Devleti
Aliye şimdiki tarihçilerin uydurduğu gibi "büyük devlet" anlamına
gelmez. Bire bir günümüz Türkçesi'ne çevirirsek "Yüce devlet" anlamına
gelir. Halil İnalcık Hocanın aktardığı şekil ise "Devleti Aliyye-i
Osmaniye" (Yüce Osmanlı Devleti). Fakat eski tarihçiler eski müdevvinler
bu şekilde adlandırmıyordu. Mesela Aşıkpaşazade kendi tarih kitabını
adlandırırken "Tevarihi Al-i Osmani" demiştir. (Osmanoğullarının
Tarihleri). Kemalpaşazade'nin kitabının adı da aynı şekildedir. Yine
Kavanini Al-i Osmani. (Osmanoğullarının kanunları)
Aslında Devleti Aliyye kavramı 19. yüzyılın ortalarından itibaren kullanılmaya başlanmış. Bu tarihten sonraki kaynaklarda kullanımına rastlanmaktadır. Kuran'da devlet kelimesi geçer ama bugünkü kullandığımız anlamda yani "state" anlamında değil, daha çok zenginlik, bahtlılık ve maddi güç anlamında kullanılmıştır. Tüm islam tarihinde de "devlet" adını kullanan bir hanedanlık da yoktur zaten. Bu yeni ve modern bir kavramsallaştırmadır. Ondan önce "Al-i Selçuk", "Al-i Osmani" şeklinde tesmiye ediliyordu.
Bununla ilgili İslam ansiklopedisinin "devlet" maddesine bakabilirsiniz.
Evet Osmanlı'da ciddi bir kurumsallaşma var. Ancak bu kurumsallaşma devletin hemen hemen padişahtan ibaret olduğu gerçeğini değiştirmez. Yasal bakımdan Osmanlı padişahının yetkileri sınırsızdır. Şeriat padişahı bağlayan değişmez yasalardır. Ancak padişahın şeriat kanunlarıyla çelişecek bir durumu yoktu. İhtiyacı olduğunda da örf kanununu kullanarak bunu devre dışı bırakabiliyordu. Kardeş katli fetvasında olduğu gibi. Siyaseten katl fetvaları da şeriata göre değil, örfi hukuka göre veriliyordu. Fetva makamı (şeyhulislam ve kazasker) zaten kendisine tabidir. Örneğin İngiliz monarşisinde olduğu gibi bağımsız bir yargı da yoktur. Yasal bakımdan Osmanlı padişahı Avrupa krallarından daha fazla yetkiye sahiptir. Avrupa'da kral, dini otorite olarak papanın otoritesini tanımak zorundaydı. Ama padişah karşısında dini otorite olan şeyhülislamın bir otoritesi söz konusu olamazdı.

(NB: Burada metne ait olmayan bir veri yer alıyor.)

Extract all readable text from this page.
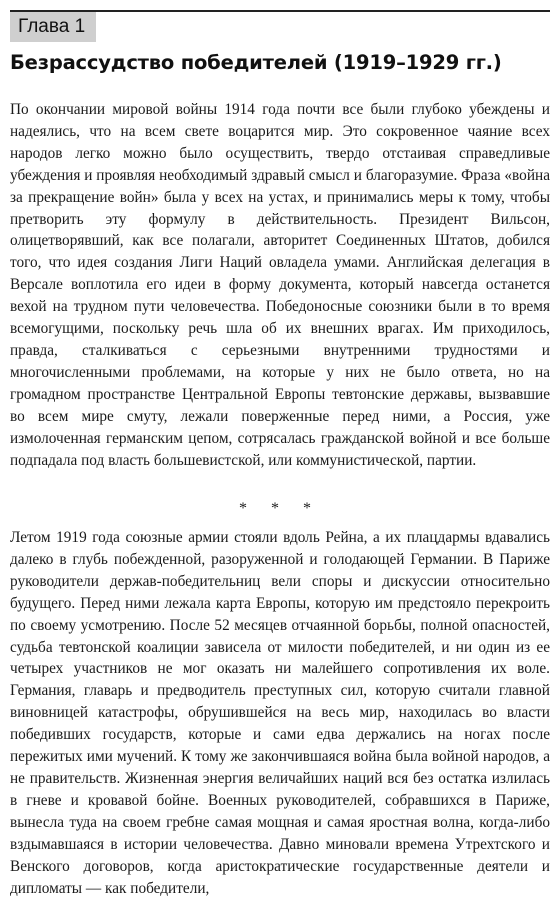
Глава 1
Безрассудство победителей (1919–1929 гг.)
По окончании мировой войны 1914 года почти все были глубоко убеждены и надеялись, что на всем свете воцарится мир. Это сокровенное чаяние всех народов легко можно было осуществить, твердо отстаивая справедливые убеждения и проявляя необходимый здравый смысл и благоразумие. Фраза «война за прекращение войн» была у всех на устах, и принимались меры к тому, чтобы претворить эту формулу в действительность. Президент Вильсон, олицетворявший, как все полагали, авторитет Соединенных Штатов, добился того, что идея создания Лиги Наций овладела умами. Английская делегация в Версале воплотила его идеи в форму документа, который навсегда останется вехой на трудном пути человечества. Победоносные союзники были в то время всемогущими, поскольку речь шла об их внешних врагах. Им приходилось, правда, сталкиваться с серьезными внутренними трудностями и многочисленными проблемами, на которые у них не было ответа, но на громадном пространстве Центральной Европы тевтонские державы, вызвавшие во всем мире смуту, лежали поверженные перед ними, а Россия, уже измолоченная германским цепом, сотрясалась гражданской войной и все больше подпадала под власть большевистской, или коммунистической, партии.
* * *
Летом 1919 года союзные армии стояли вдоль Рейна, а их плацдармы вдавались далеко в глубь побежденной, разоруженной и голодающей Германии. В Париже руководители держав-победительниц вели споры и дискуссии относительно будущего. Перед ними лежала карта Европы, которую им предстояло перекроить по своему усмотрению. После 52 месяцев отчаянной борьбы, полной опасностей, судьба тевтонской коалиции зависела от милости победителей, и ни один из ее четырех участников не мог оказать ни малейшего сопротивления их воле. Германия, главарь и предводитель преступных сил, которую считали главной виновницей катастрофы, обрушившейся на весь мир, находилась во власти победивших государств, которые и сами едва держались на ногах после пережитых ими мучений. К тому же закончившаяся война была войной народов, а не правительств. Жизненная энергия величайших наций вся без остатка излилась в гневе и кровавой бойне. Военных руководителей, собравшихся в Париже, вынесла туда на своем гребне самая мощная и самая яростная волна, когда-либо вздымавшаяся в истории человечества. Давно миновали времена Утрехтского и Венского договоров, когда аристократические государственные деятели и дипломаты — как победители,
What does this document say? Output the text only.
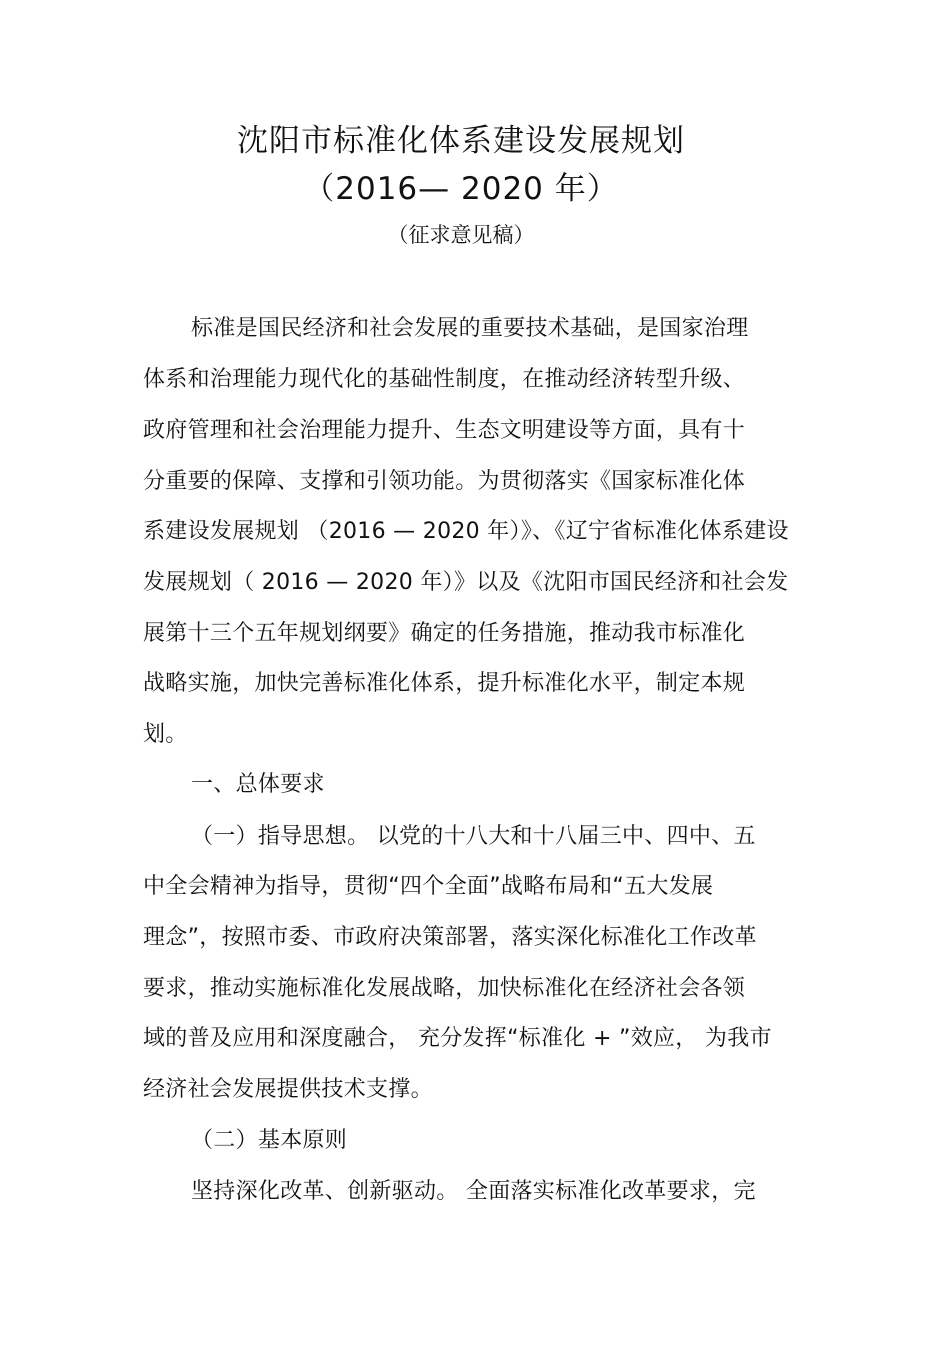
沈阳市标准化体系建设发展规划
（2016— 2020 年）
（征求意见稿）
标准是国民经济和社会发展的重要技术基础，是国家治理
体系和治理能力现代化的基础性制度，在推动经济转型升级、
政府管理和社会治理能力提升、生态文明建设等方面，具有十
分重要的保障、支撑和引领功能。为贯彻落实《国家标准化体
系建设发展规划 （2016 — 2020 年）》、《辽宁省标准化体系建设
发展规划（ 2016 — 2020 年）》以及《沈阳市国民经济和社会发
展第十三个五年规划纲要》确定的任务措施，推动我市标准化
战略实施，加快完善标准化体系，提升标准化水平，制定本规
划。
一、总体要求
（一）指导思想。 以党的十八大和十八届三中、四中、五
中全会精神为指导，贯彻“四个全面”战略布局和“五大发展
理念”，按照市委、市政府决策部署，落实深化标准化工作改革
要求，推动实施标准化发展战略，加快标准化在经济社会各领
域的普及应用和深度融合， 充分发挥“标准化 + ”效应， 为我市
经济社会发展提供技术支撑。
（二）基本原则
坚持深化改革、创新驱动。 全面落实标准化改革要求，完
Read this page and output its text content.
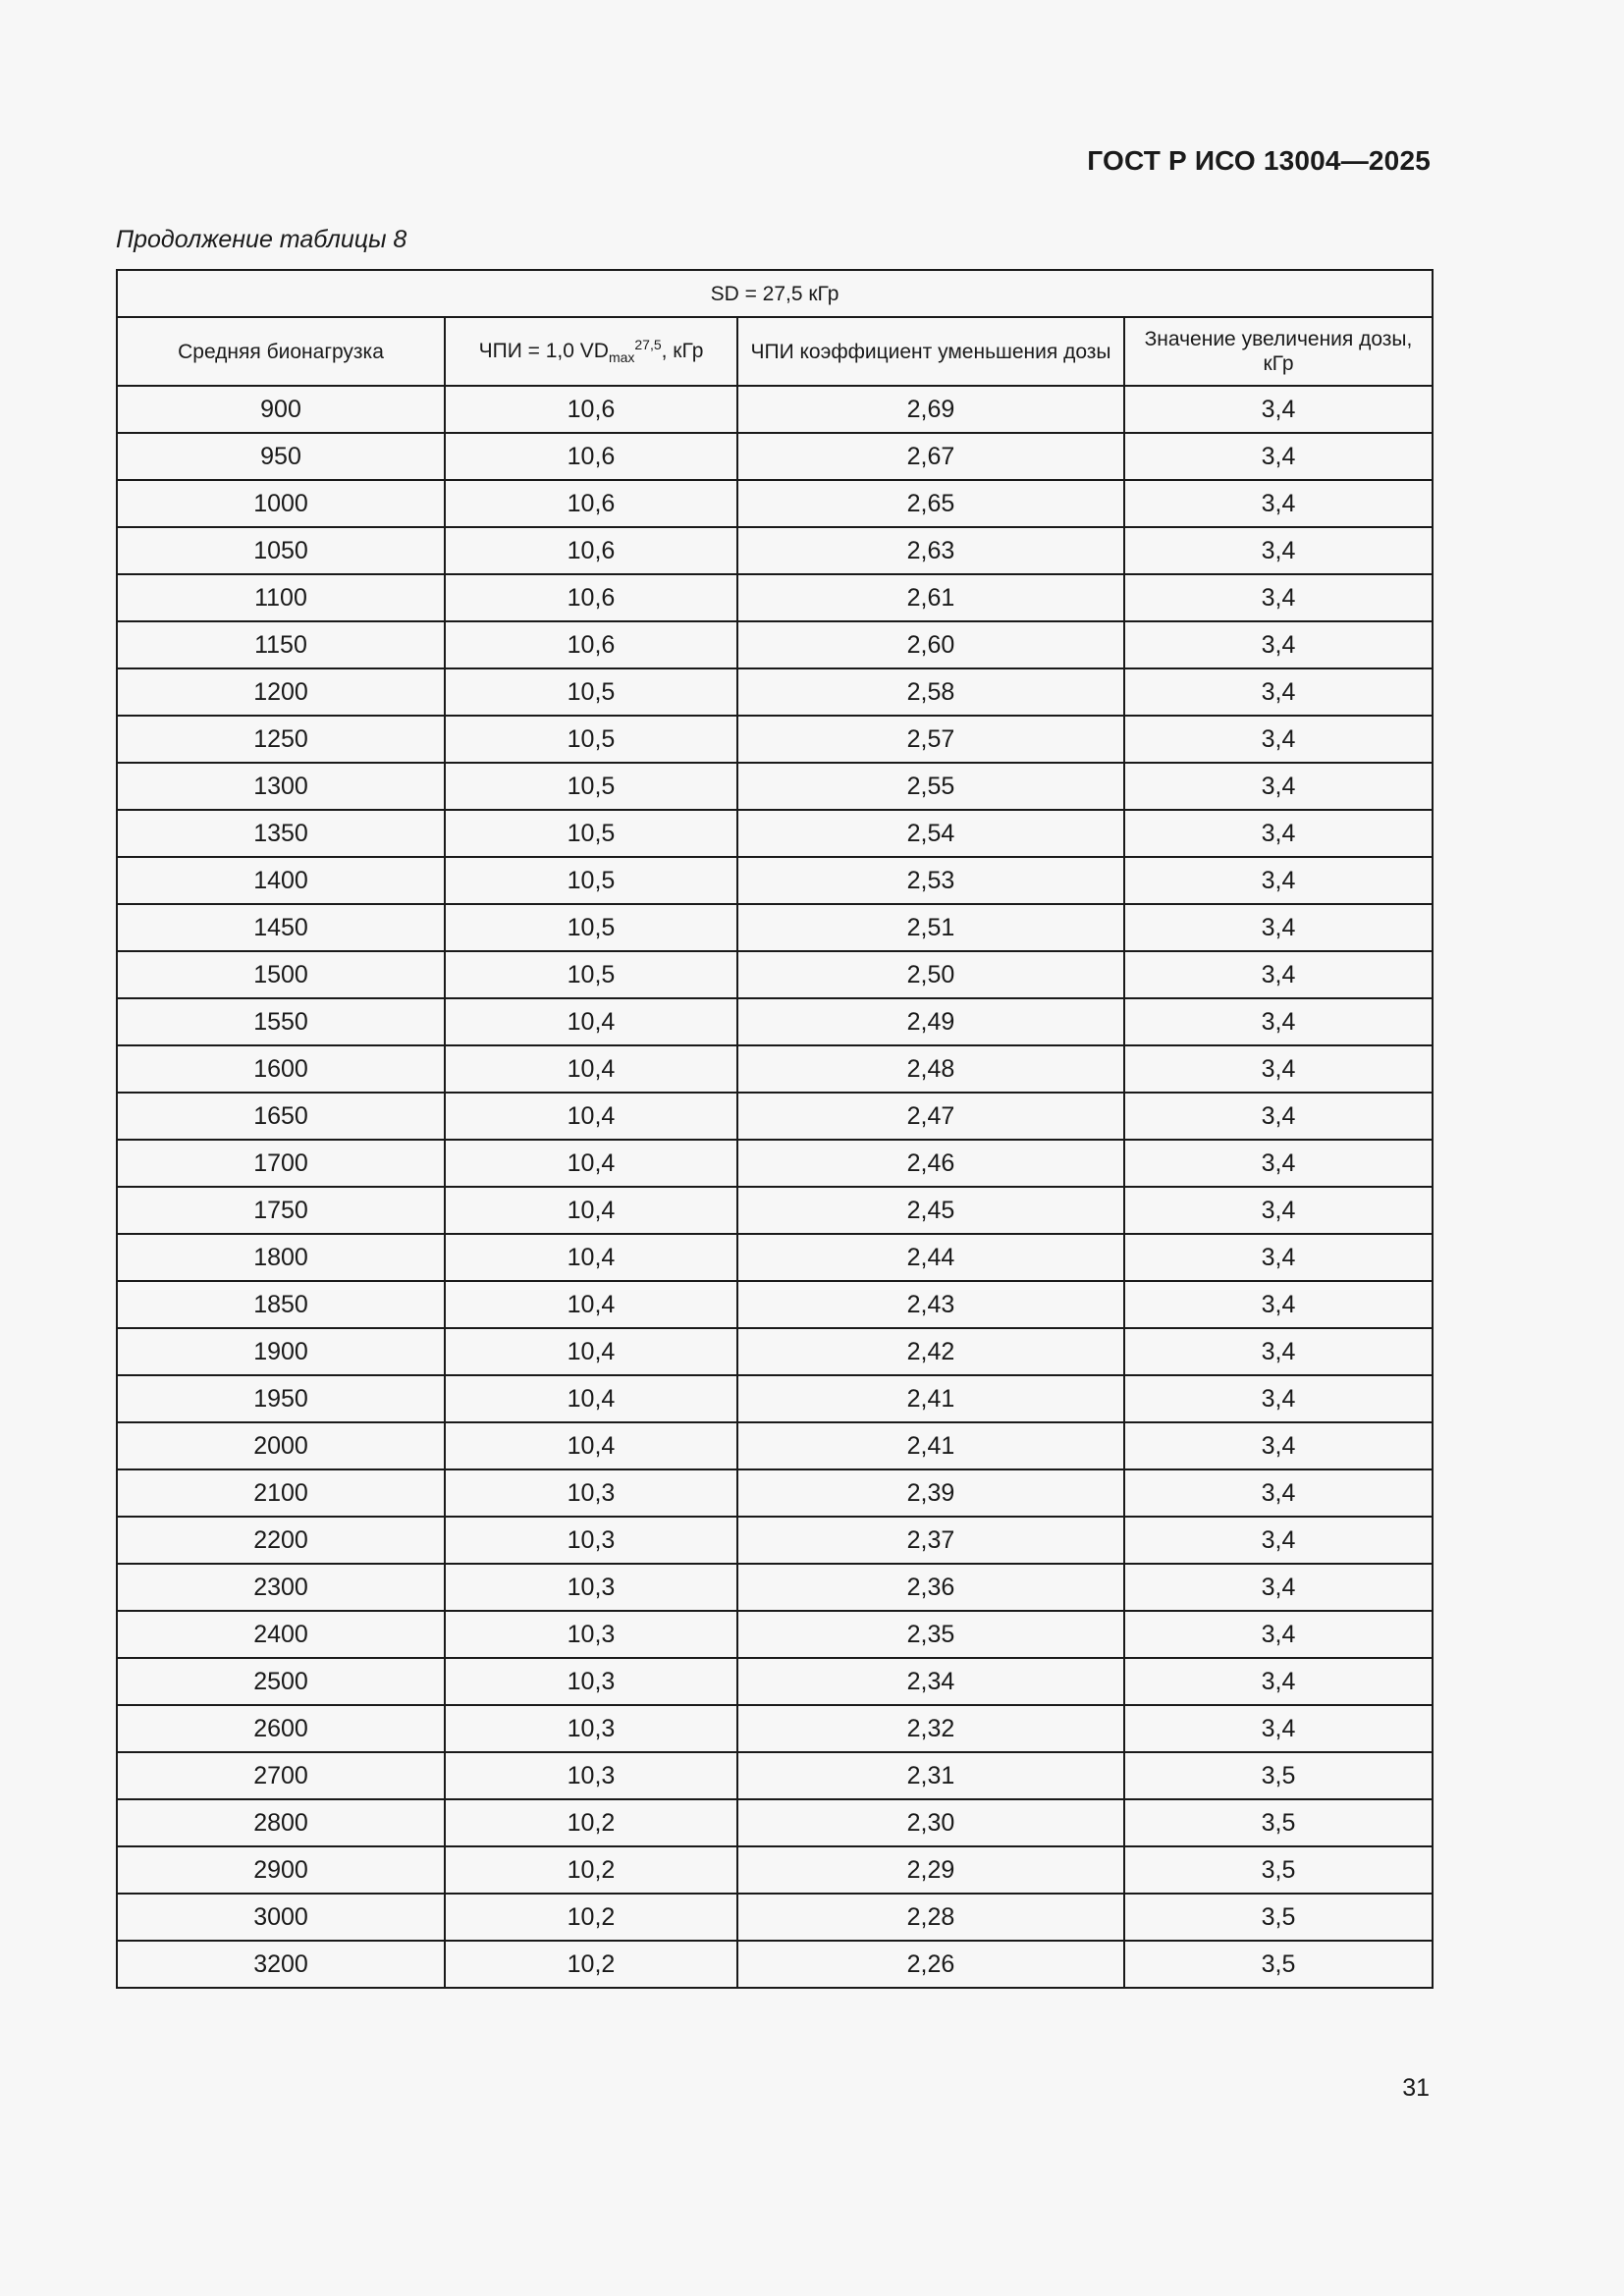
ГОСТ Р ИСО 13004—2025
Продолжение таблицы 8
SD = 27,5 кГр			
Средняя бионагрузка	ЧПИ = 1,0 $VD_{max}^{27,5}$, кГр	ЧПИ коэффициент уменьшения дозы	Значение увеличения дозы, кГр
900	10,6	2,69	3,4
950	10,6	2,67	3,4
1000	10,6	2,65	3,4
1050	10,6	2,63	3,4
1100	10,6	2,61	3,4
1150	10,6	2,60	3,4
1200	10,5	2,58	3,4
1250	10,5	2,57	3,4
1300	10,5	2,55	3,4
1350	10,5	2,54	3,4
1400	10,5	2,53	3,4
1450	10,5	2,51	3,4
1500	10,5	2,50	3,4
1550	10,4	2,49	3,4
1600	10,4	2,48	3,4
1650	10,4	2,47	3,4
1700	10,4	2,46	3,4
1750	10,4	2,45	3,4
1800	10,4	2,44	3,4
1850	10,4	2,43	3,4
1900	10,4	2,42	3,4
1950	10,4	2,41	3,4
2000	10,4	2,41	3,4
2100	10,3	2,39	3,4
2200	10,3	2,37	3,4
2300	10,3	2,36	3,4
2400	10,3	2,35	3,4
2500	10,3	2,34	3,4
2600	10,3	2,32	3,4
2700	10,3	2,31	3,5
2800	10,2	2,30	3,5
2900	10,2	2,29	3,5
3000	10,2	2,28	3,5
3200	10,2	2,26	3,5
31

Tabi teoride böyle olmasına rağmen pratikte çok sorunlar çıkmıştır. Devletin en güçlü olduğu dönemlerde halkın bir kesiminin karıştığı Celali isyanları 150 yıl sürmüştür. Yeniçeriler birçok kez ayaklanarak padişahı tahttan indirmiş bazısını öldürmüştür. Demek ki tam muktedir de sayılmayabilir. 😊
Buna rağmen Osmanoğulları yetkilerini paylaşmak konusunda son derece cimri davranmışlardır. Bir misal vereyim. Kabakçı Mustafa Paşa yeniçeriler liderliğinde isyan ederek 3. Selimi tahtan indirir ve yerine 4. Mustafayı tahta çıkarır. Diğer alternatifleri öldürmek için 3. Selim ve 2. Mahmut infaz edilmek istenir. Sadece 2. Mahmut Alemdar Mustafa Paşa'nın yardımı ile kurtulur ve tahtı ele geçirir. Alemdar Mustafa Paşa bu konuda bazı ayanların desteğini almıştı. Bu desteklerine karşı o da ayanlara bazı haklar verilmesini sağlayan "Sened-i İttifak" belgesini padişaha imzalatmıştı. Fakat padişah bundan hiç memnun olmadı ve olaydan yaklaşık bir hafta sonra onu yeniçerilere yem yapmıştı.